@lilmiquela est la it-girl qui vit dans votre téléphone

Lil Miquela ( @lilmiquela ) est une cyborg féminine, l'androïde d'Android, dont la servitude est confinée à l'écran de notre téléphone et à un espace spécifique à l'intérieur. Son compte Instagram ne date que de 11 semaines, rassemblant un peu moins de 57000 abonnés et comptant, dont la plupart passent leur temps à essayer de comprendre ce qu'elle est. En contradiction avec les lignes de jolie fille en ligne / hors ligne qui a l'air si belle qu'elle pourrait aussi bien être fausse, Lil Miquela apparaît d'abord comme une artiste émergente (chanteuse?), Peut-être nouvelle à LA, Instagram Girl à la peau claire essayant juste de trouver son #mood . Jusqu'à ce que vous voyiez son visage.
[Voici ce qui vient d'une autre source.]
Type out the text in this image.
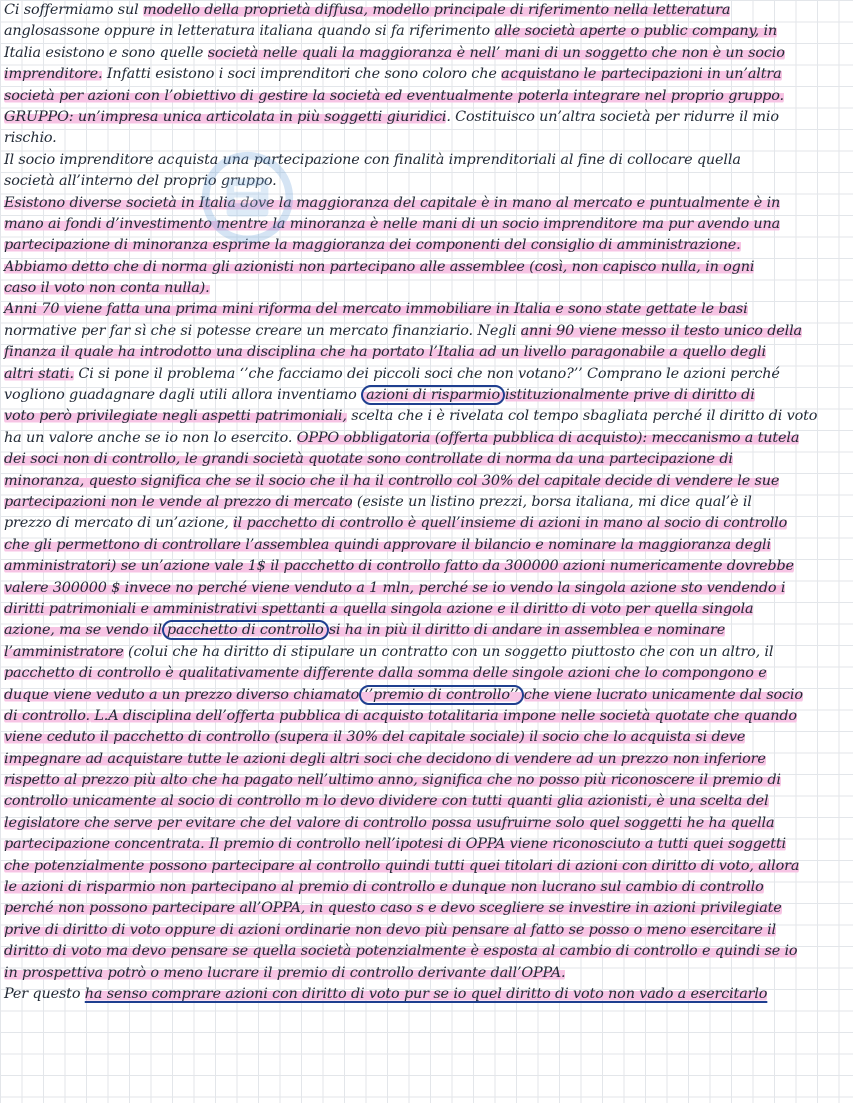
Ci soffermiamo sul modello della proprietà diffusa, modello principale di riferimento nella letteratura
anglosassone oppure in letteratura italiana quando si fa riferimento alle società aperte o public company, in
Italia esistono e sono quelle società nelle quali la maggioranza è nell’ mani di un soggetto che non è un socio
imprenditore. Infatti esistono i soci imprenditori che sono coloro che acquistano le partecipazioni in un’altra
società per azioni con l’obiettivo di gestire la società ed eventualmente poterla integrare nel proprio gruppo.
GRUPPO: un’impresa unica articolata in più soggetti giuridici. Costituisco un’altra società per ridurre il mio
rischio.
Il socio imprenditore acquista una partecipazione con finalità imprenditoriali al fine di collocare quella
società all’interno del proprio gruppo.
Esistono diverse società in Italia dove la maggioranza del capitale è in mano al mercato e puntualmente è in
mano ai fondi d’investimento mentre la minoranza è nelle mani di un socio imprenditore ma pur avendo una
partecipazione di minoranza esprime la maggioranza dei componenti del consiglio di amministrazione.
Abbiamo detto che di norma gli azionisti non partecipano alle assemblee (così, non capisco nulla, in ogni
caso il voto non conta nulla).
Anni 70 viene fatta una prima mini riforma del mercato immobiliare in Italia e sono state gettate le basi
normative per far sì che si potesse creare un mercato finanziario. Negli anni 90 viene messo il testo unico della
finanza il quale ha introdotto una disciplina che ha portato l’Italia ad un livello paragonabile a quello degli
altri stati. Ci si pone il problema ‘’che facciamo dei piccoli soci che non votano?’’ Comprano le azioni perché
vogliono guadagnare dagli utili allora inventiamo azioni di risparmio istituzionalmente prive di diritto di
voto però privilegiate negli aspetti patrimoniali, scelta che i è rivelata col tempo sbagliata perché il diritto di voto
ha un valore anche se io non lo esercito. OPPO obbligatoria (offerta pubblica di acquisto): meccanismo a tutela
dei soci non di controllo, le grandi società quotate sono controllate di norma da una partecipazione di
minoranza, questo significa che se il socio che il ha il controllo col 30% del capitale decide di vendere le sue
partecipazioni non le vende al prezzo di mercato (esiste un listino prezzi, borsa italiana, mi dice qual’è il
prezzo di mercato di un’azione, il pacchetto di controllo è quell’insieme di azioni in mano al socio di controllo
che gli permettono di controllare l’assemblea quindi approvare il bilancio e nominare la maggioranza degli
amministratori) se un’azione vale 1$ il pacchetto di controllo fatto da 300000 azioni numericamente dovrebbe
valere 300000 $ invece no perché viene venduto a 1 mln, perché se io vendo la singola azione sto vendendo i
diritti patrimoniali e amministrativi spettanti a quella singola azione e il diritto di voto per quella singola
azione, ma se vendo il pacchetto di controllo si ha in più il diritto di andare in assemblea e nominare
l’amministratore (colui che ha diritto di stipulare un contratto con un soggetto piuttosto che con un altro, il
pacchetto di controllo è qualitativamente differente dalla somma delle singole azioni che lo compongono e
duque viene veduto a un prezzo diverso chiamato ‘’premio di controllo’’ che viene lucrato unicamente dal socio
di controllo. L.A disciplina dell’offerta pubblica di acquisto totalitaria impone nelle società quotate che quando
viene ceduto il pacchetto di controllo (supera il 30% del capitale sociale) il socio che lo acquista si deve
impegnare ad acquistare tutte le azioni degli altri soci che decidono di vendere ad un prezzo non inferiore
rispetto al prezzo più alto che ha pagato nell’ultimo anno, significa che no posso più riconoscere il premio di
controllo unicamente al socio di controllo m lo devo dividere con tutti quanti glia azionisti, è una scelta del
legislatore che serve per evitare che del valore di controllo possa usufruirne solo quel soggetti he ha quella
partecipazione concentrata. Il premio di controllo nell’ipotesi di OPPA viene riconosciuto a tutti quei soggetti
che potenzialmente possono partecipare al controllo quindi tutti quei titolari di azioni con diritto di voto, allora
le azioni di risparmio non partecipano al premio di controllo e dunque non lucrano sul cambio di controllo
perché non possono partecipare all’OPPA, in questo caso s e devo scegliere se investire in azioni privilegiate
prive di diritto di voto oppure di azioni ordinarie non devo più pensare al fatto se posso o meno esercitare il
diritto di voto ma devo pensare se quella società potenzialmente è esposta al cambio di controllo e quindi se io
in prospettiva potrò o meno lucrare il premio di controllo derivante dall’OPPA.
Per questo ha senso comprare azioni con diritto di voto pur se io quel diritto di voto non vado a esercitarlo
Le problème avec une fille Instagram est qu'elle n'existera probablement jamais en dehors de votre téléphone. Il devient rapidement clair que Lil Miquela est ce que Lil Uzi Vert pourrait appeler un fantasme sur mon téléphone, pas tout à fait trop beau pour être vrai, mais quelque part au-delà d'un simple filtre. Miquela est celle qui satisfait plus complètement et entièrement le désir que vous auriez pour une fille Instagram - parce qu'elle ne peut pas vivre au-delà de la projection. Vous obtenez chaque partie d'elle sur votre écran et pouvez tout aussi facilement l'effacer en faisant défiler vers le haut.



audrey kitching et hanna beth

Sa personnalité est palpable. Elle se rapporte aux mèmes, à l'expérience et à l'amitié cis-femmes - mais son identité culturelle est crowdsourcing, sinon banale. Le médium est profondément le message ici, une relation symbiotique qui nous oblige à considérer l'entité entière qui crée le contenu, l'ampoule McLuhan sous laquelle les jolies filles cultivent leurs cultes de soi (ou construisent une marque, comme nous préférons l'appeler). Instagram en tant que moyen élève Miquelas, engendre des modes de vie, engendre l'inaccessibilité. Elle est toute cuite en une seule, l'ego de notre identité collective.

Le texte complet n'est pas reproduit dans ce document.